Meet the rest of the distinguished 2015 DIG Field School Instructors! And if you missed last week’s post, keep reading below!
Hi there, my name is Corinna. I am a recent graduate of UCLA with a degree in paleobiology-geology, and an interest in pursuing vertebrate paleontology. I belong to a great research lab at UCLA, and have been working on a project examining the distribution of fossil Canidae (this family includes dogs, wolves, foxes) over their 40 million year history across North America. I’m a southern California native, in my spare time I enjoy going to the beach, gardening, pressing flowers, and backpacking. I am fascinated by natural history and love to identify birds, feathers, fossils, trees, flowers, and rocks and discover the world around me. This will be my fourth year at the Hell Creek field camp and my second year as a DIG staff member. I really enjoy being involved in science outreach, am so excited to be a part of the Dig Field School, and I can’t wait to meet you all!
Alex Brannick just finished up her first year as a graduate student in Dr. Greg Wilson’s lab at UW, and is excited to join the DIG Field School as a staff member! Alex received her B.S. in Geology from Lafayette College in 2012 and her M.S. in Biological Sciences from Marshall University in 2014, where she focused on jaw shape evolution in dire wolves at the Rancho La Brea tar pits. Her current research focuses on identifying and describing Cretaceous metatherian (marsupial) specimens from Egg Mountain (also located in Montana), as well as looking at aspects of their paleobiology. She can hardly wait to meet you all!
Luke Weaver was born and raised in Colorado, and is a recent graduate of Colorado State University. While an undergraduate, he studied early Eocene (~55-53 mya) mammals from the Bighorn Basin of Wyoming. He is interested in the evolution of mammalian dentition and in sedimentary geology. He will join the Wilson lab as a graduate student at UW in the fall of 2015. He’s ready to get the summer started!
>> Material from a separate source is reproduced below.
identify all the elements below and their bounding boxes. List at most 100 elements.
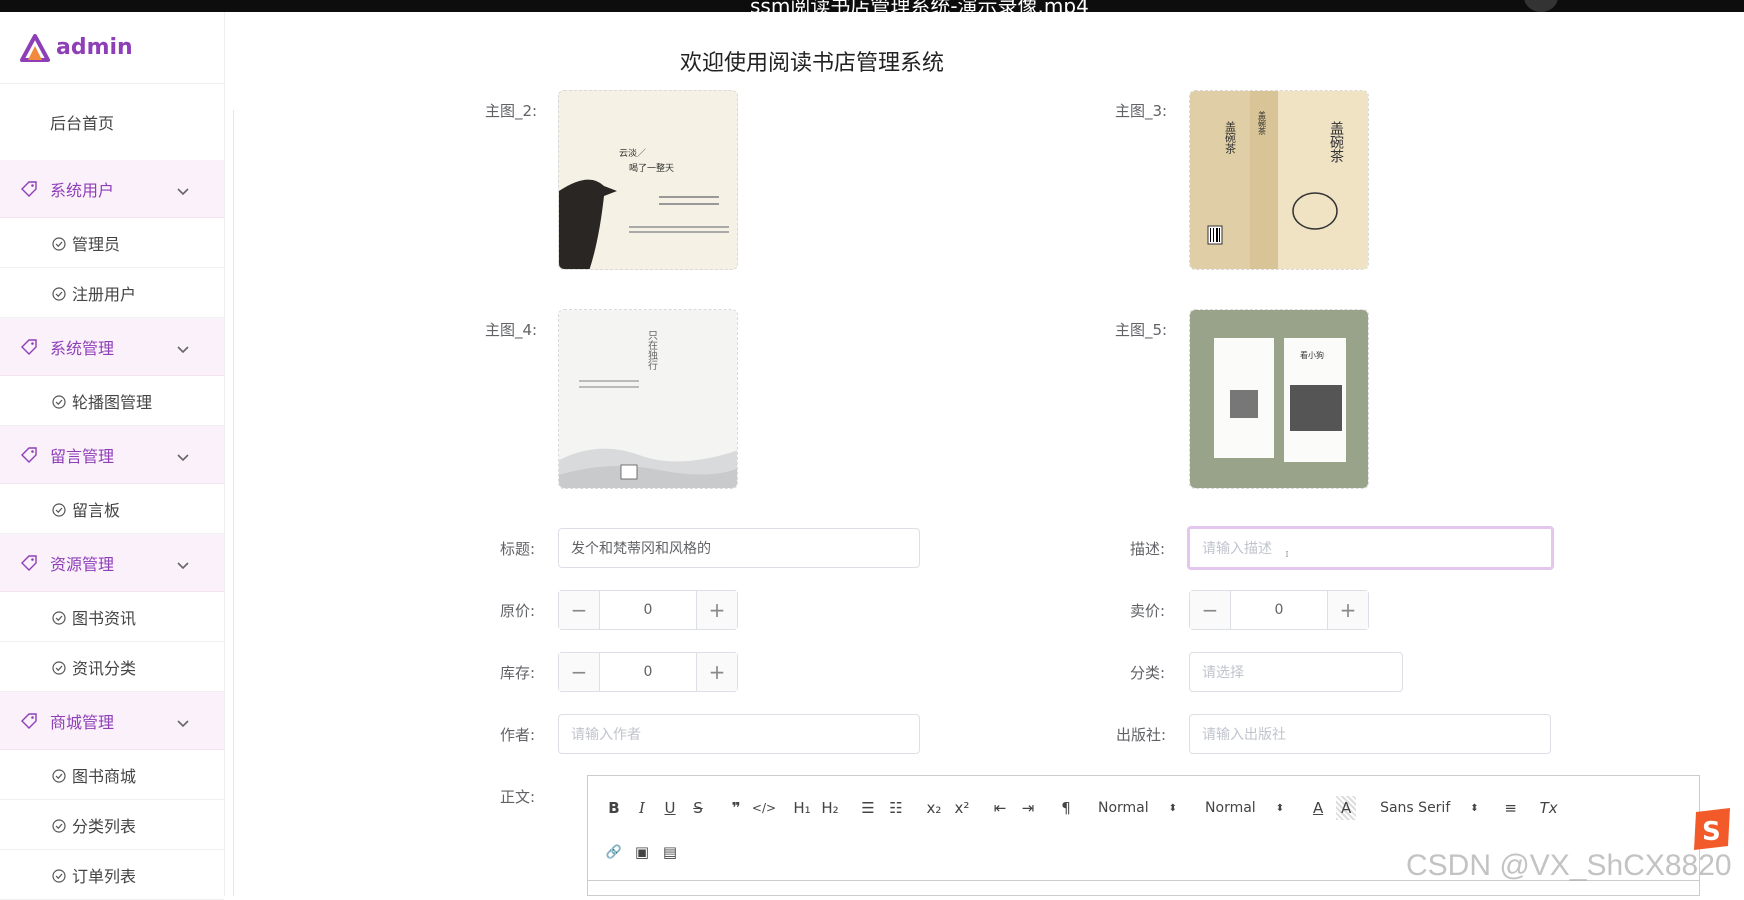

After getting a BA degree in biology from DePauw University, I taught high school biology in Indiana for four years. I then returned to college, completing a MS degree in paleontology at Indiana University. I’m now finishing my second year as a PhD student at the University of Chicago, studying early mammal evolution and vertebrate paleontology. My long-term goal is to teach as a professor at a liberal arts college. This is my third summer of fieldwork in Montana, and my second year of helping with the DIG school. I love all aspects of the fieldwork, and I think the DIG Field School is an amazing program that can have a huge impact on teachers and their students–so I can’t wait to help out again this summer. Besides research and teaching, my other hobbies include basketball, volleyball, hoppy beers, malty beers, and traveling.
I grew up in Stillwater, Minnesota. In 2012, I graduated from the University of Minnesota with a Bachelors of Science in both Geology and Geophysics, and a minor in History. I am currently a Ph.D. candidate in Earth and Planetary Science at the University of California, Berkeley. My thesis encompasses work attempting to refine the timing of events around the Cretaceous-Paleogene boundary using both 40Ar/39Ar geochronology and paleomagnetism. This work includes collaborations with Greg Wilson and his students in the Hell Creek region to refine the timing of mammalian faunal decline and recovery around the mass extinction. I am also working in India to obtain high-precision dates for the Deccan Traps, a potential player in the Cretaceous-Paleogene mass extinction. In October I will be getting married in Minnesota.